I came across Jon Buscall and Kennel Björkwood through Twitter. Jon is a Basset Hound breeder in Sweden, and I am currently arranging a good time to interview him for DogCast Radio. Jon has lots of interesting insights into being a dog breeder, and of course we are often told that the Swedish Kennel Club is a great role model for any Kennel Club to look to. One of Jon's recent blog posts is titled The Ideal Puppy Purchaser and is well worth reading. Many of us approach breeders to buy a puppy, and most of us are thinking about things from our viewpoint. It looks very different from a breeder's point of veiew, and reading this blog will help you think things through, and learn how you can show a breeder that you are worthy of giving one of their puppies a home.

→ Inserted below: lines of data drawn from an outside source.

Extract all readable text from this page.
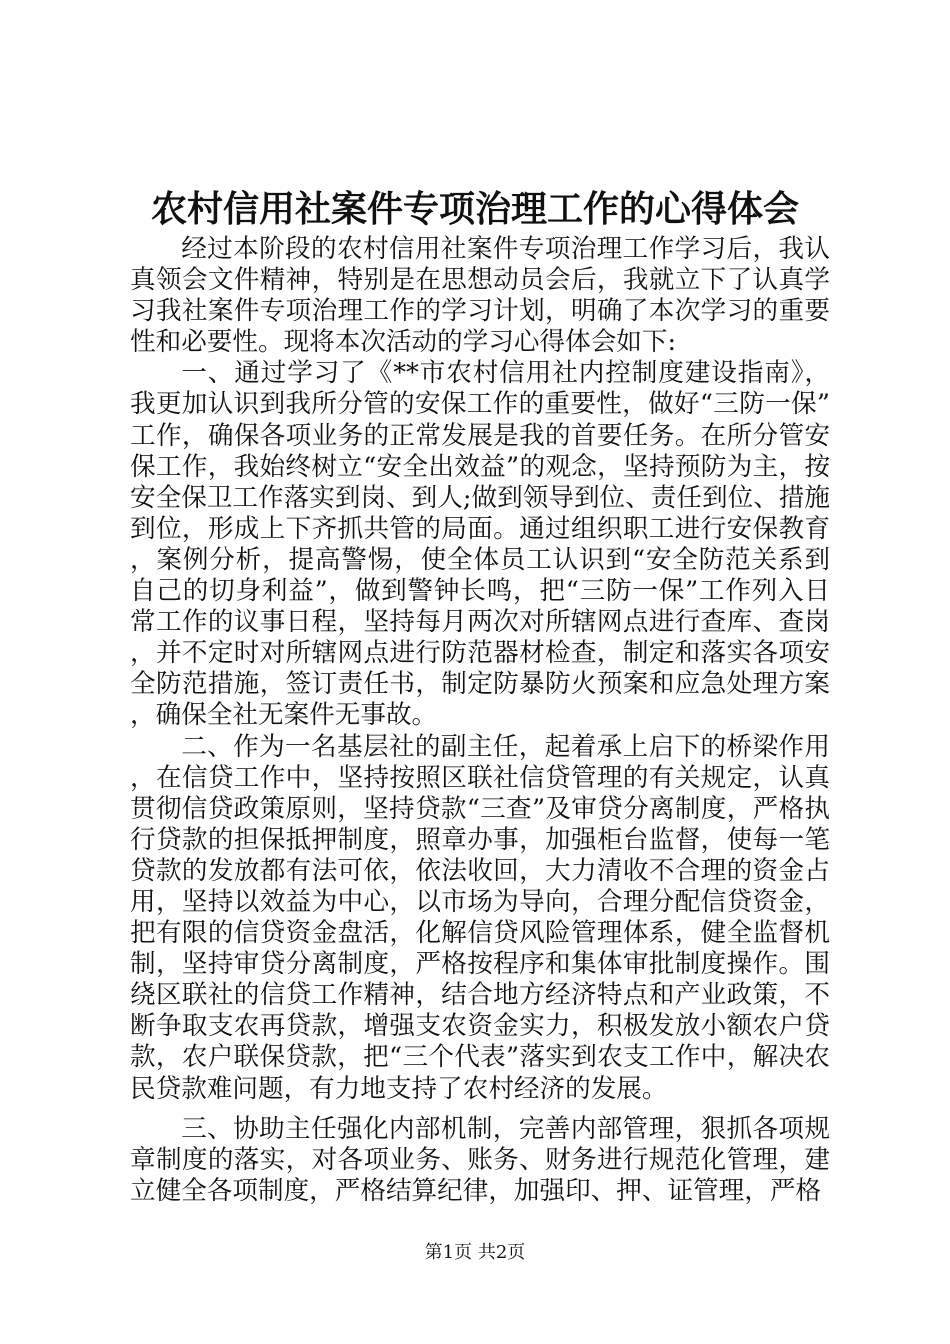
农村信用社案件专项治理工作的心得体会

经过本阶段的农村信用社案件专项治理工作学习后，我认真领会文件精神，特别是在思想动员会后，我就立下了认真学习我社案件专项治理工作的学习计划，明确了本次学习的重要性和必要性。现将本次活动的学习心得体会如下:

一、通过学习了《**市农村信用社内控制度建设指南》，我更加认识到我所分管的安保工作的重要性，做好“三防一保”工作，确保各项业务的正常发展是我的首要任务。在所分管安保工作，我始终树立“安全出效益”的观念，坚持预防为主，按安全保卫工作落实到岗、到人;做到领导到位、责任到位、措施到位，形成上下齐抓共管的局面。通过组织职工进行安保教育，案例分析，提高警惕，使全体员工认识到“安全防范关系到自己的切身利益”，做到警钟长鸣，把“三防一保”工作列入日常工作的议事日程，坚持每月两次对所辖网点进行查库、查岗，并不定时对所辖网点进行防范器材检查，制定和落实各项安全防范措施，签订责任书，制定防暴防火预案和应急处理方案，确保全社无案件无事故。

二、作为一名基层社的副主任，起着承上启下的桥梁作用，在信贷工作中，坚持按照区联社信贷管理的有关规定，认真贯彻信贷政策原则，坚持贷款“三查”及审贷分离制度，严格执行贷款的担保抵押制度，照章办事，加强柜台监督，使每一笔贷款的发放都有法可依，依法收回，大力清收不合理的资金占用，坚持以效益为中心，以市场为导向，合理分配信贷资金，把有限的信贷资金盘活，化解信贷风险管理体系，健全监督机制，坚持审贷分离制度，严格按程序和集体审批制度操作。围绕区联社的信贷工作精神，结合地方经济特点和产业政策，不断争取支农再贷款，增强支农资金实力，积极发放小额农户贷款，农户联保贷款，把“三个代表”落实到农支工作中，解决农民贷款难问题，有力地支持了农村经济的发展。

三、协助主任强化内部机制，完善内部管理，狠抓各项规章制度的落实，对各项业务、账务、财务进行规范化管理，建立健全各项制度，严格结算纪律，加强印、押、证管理，严格

第1页 共2页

Some people get offended when breeders ask them a lot of questions, but this is a good sign. You are looking for a breeder who cares about their dogs, and so it follows that they are going to be choosy about who their pups go to live with. So answer the questions as well as asking your own. Be guided by the breeder as to whether their breed, and specific puppies, are suited to you and your lifestyle. On that blog post from Jon Buscall, if you scroll down there is a very useful comment from Cat the Vet, Pet Street's resident vet. Her comment is a blog post of hers featuring questions to ask a breeder, and is extremely useful if you are looking for a good breeder.
Having mentioned St. Bernards in yesterday's post, I cam across an article in a newspaper about one hundred of the breed looking to be rehomed. The RSPCA rescued the dogs from a kennel last November, and they were in dreadful conditions. That's an awful lot of dogs to rehome. If you know of a St. Bernard fan or forum maybe you could let them know.
In the same newspaper I read an account by a woman who says her maternal instincts have been awoken and satisfied by her dog. It is interesting reading, and I know that I do look upon my dogs with some kind of parental attitude. They have many roles in my life, and though they are in no way child substitutes, I do feel protective of them. I've talked about this before - the fact that in many ways we fulfill the role of parent for our dogs, so it's no wonder many of refer to ourselves as mom or dad. Having said that I was nodding away whilst reading Charlie Clarricoates' opinions on how the French have got it right when it comes to dogs, in the magazine Your Dog. He reckons that the less indulgent attitude of the French results in better behaviour from their dogs.
So where do I really stand; softie mother figure, or stern disciplinarian? Indulgent - moi? never! Just ask Buddy-wuddy and Starry-woo, but don't disturb them while they nap on their dedicated dog sofa.